Le trot enlevé : rythme et équilibre

Le trot n'est pas très confortable quand on débute. Il semble en effet difficile de rester assis sans perdre ses moyens. Le trot enlevé permet d'accompagner facilement le mouvement du cheval et de se sentir à l'aise dans cette allure.

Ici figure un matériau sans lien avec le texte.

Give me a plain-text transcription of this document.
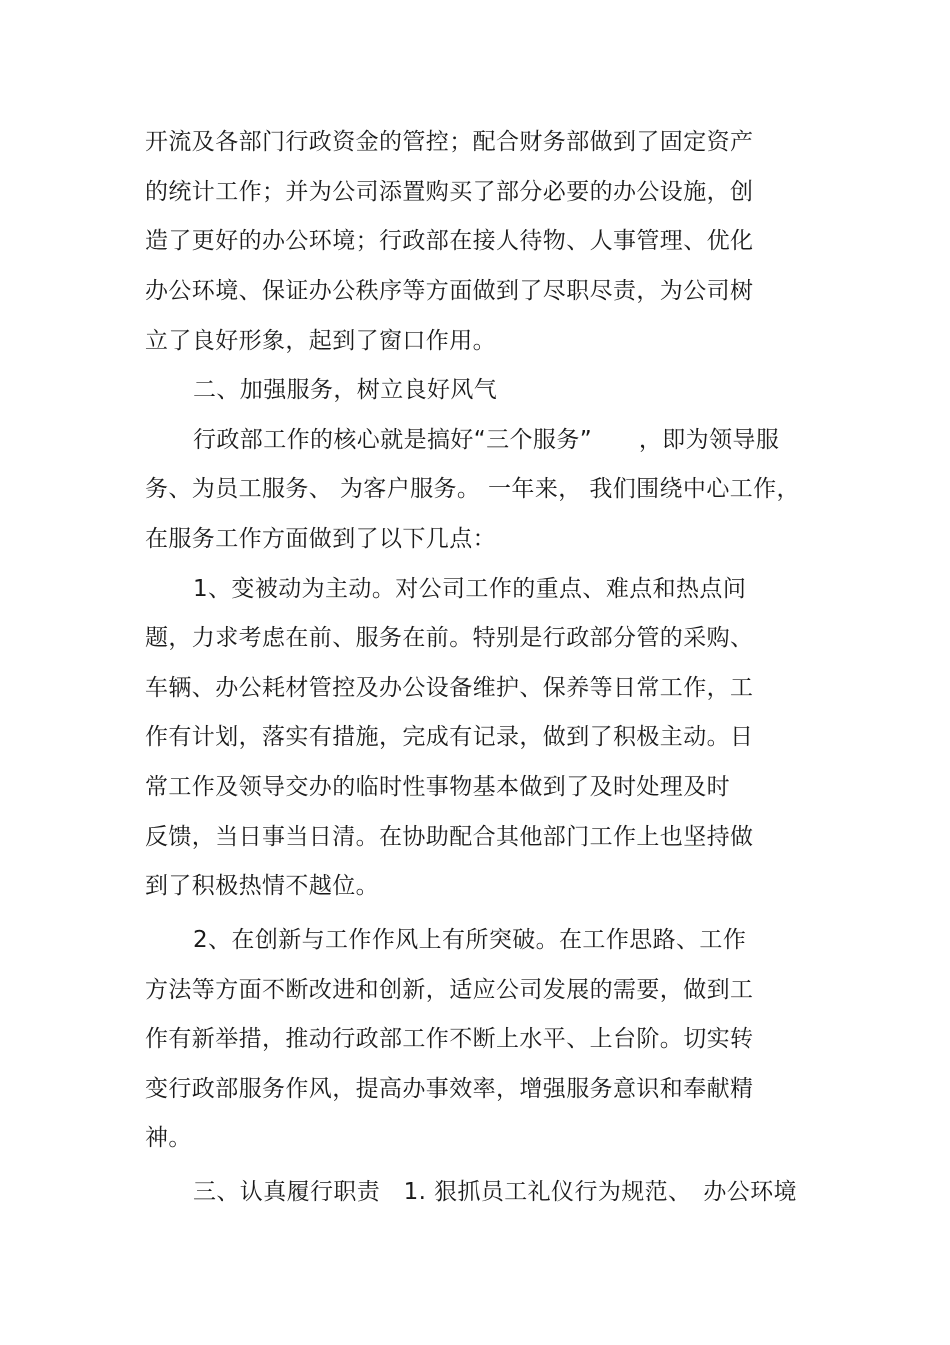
开流及各部门行政资金的管控；配合财务部做到了固定资产
的统计工作；并为公司添置购买了部分必要的办公设施，创
造了更好的办公环境；行政部在接人待物、人事管理、优化
办公环境、保证办公秩序等方面做到了尽职尽责，为公司树
立了良好形象，起到了窗口作用。
二、加强服务，树立良好风气
行政部工作的核心就是搞好“三个服务”　　，即为领导服
务、为员工服务、 为客户服务。 一年来， 我们围绕中心工作，
在服务工作方面做到了以下几点：
1、变被动为主动。对公司工作的重点、难点和热点问
题，力求考虑在前、服务在前。特别是行政部分管的采购、
车辆、办公耗材管控及办公设备维护、保养等日常工作，工
作有计划，落实有措施，完成有记录，做到了积极主动。日
常工作及领导交办的临时性事物基本做到了及时处理及时
反馈，当日事当日清。在协助配合其他部门工作上也坚持做
到了积极热情不越位。
2、在创新与工作作风上有所突破。在工作思路、工作
方法等方面不断改进和创新，适应公司发展的需要，做到工
作有新举措，推动行政部工作不断上水平、上台阶。切实转
变行政部服务作风，提高办事效率，增强服务意识和奉献精
神。
三、认真履行职责　1. 狠抓员工礼仪行为规范、　办公环境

Pour amortir les secousses

Avec la pratique, un cavalier parvient à conserver la position assise même au trot allongé. Il amortit les secousses avec décontraction et reste comme soudé à sa selle. Mais, au début, le cavalier se sent secoué dans la selle à chaque foulée. Le trot enlevé, qui consiste à se lever en appui sur les étriers un temps sur deux, épargne beaucoup de peine.
Au travail
Le trot enlevé ne demande pratiquement aucun effort: c'est uniquement une question d'équilibre et de rythme. Il faut tout d'abord s'exercer au pas, éventuellement en longe
  1. Assis dans votre selle, les étriers chaussés, inclinez légèrement le buste en avant. Soulevez un peu vos fesses de la selle en dépliant vos genoux, puis rasseyez-vous en les fléchissant. Recommencez plusieurs fois à un rythme rapproché : assis, debout, assis, debout ...
  2. Avant de partir au trot, contrôlez la position de vos jambes : l'étrier doit être chaussé au tiers du pied, le talon est plus bas que la pointe du pied, le mollet est au contact du flanc du cheval. La cheville reste souple, la pointe du pied à peine tournée vers l'extérieur.
  3. Inclinez légèrement le buste en avant, sans arrondir le dos. On devrait pouvoir tracer une ligne verticale passant par vos épaules, vos genoux et la pointe de vos pieds. Exercez une nette pression des mollets vers l'avant pour mettre le cheval au trot. En profitant d'un temps du trot, prenez appui sur vos étriers et soulevez les fesses de la selle.
  4. Rasseyez-vous en douceur pour le temps suivant, en conservant la même position du buste, puis soulevez- vous de nouveau. Continuez ainsi, debout, assis, debout, assis. Si cela peut vous aider, comptez les temps: 1, 2, 1, 2. Le temps de trouver votre équilibre, vous pouvez appuyer vos mains sur le garrot, ou même prendre les deux rênes dans une main et attraper une poignée de crins dans l'autre.
Le trot : une allure sautée
Le trot est une allure sautée à deux temps : le cheval pose l'antérieur droit et le postérieur gauche au soi, puis saute et pose l'antérieur gauche avec le postérieur droit. Le trot apparaît donc au cavalier comme une série de petits bonds, plus ou moins élastiques. Certains chevaux font des foulées amples et s'enlèvent nettement. Ils sont très inconfortables. D'autres au contraire rasent le soi, soulevant leurs membres sans que le dos se déplace beaucoup. Leur trot est facile à amortir.
En extérieur
Dès que l'on a acquis le bon geste, le trot enlevé devient une allure confortable que l'on peut maintenir très longtemps. Le cheval aussi peut conserver longtemps le trot, qui l'essouffle moins que le galop et fatigue moins ses membres. En extérieur, on trotte presque toujours enlevé. Il faut penser à changer de diagonal régulièrement, afin que le cheval ne travaille pas plus d'un côté que de l'autre.
A éviter
Il ne faut surtout pas s'accrocher aux rênes pour conserver son équilibre. Si votre position est bonne, vous devez pouvoir vous lever et vous asseoir sans effort. Tant que vous n'êtes pas sûr de vous, il faut garder vos mains en appui sur le garrot ou tenir les crins. Il est essentiel de ne pas bouger les mains lorsque vous trottez enlevé, sinon le cheval ressent des à-coups dans la bouche et repasse au pas. Conservez les mains basses et gardez les bras décontractés.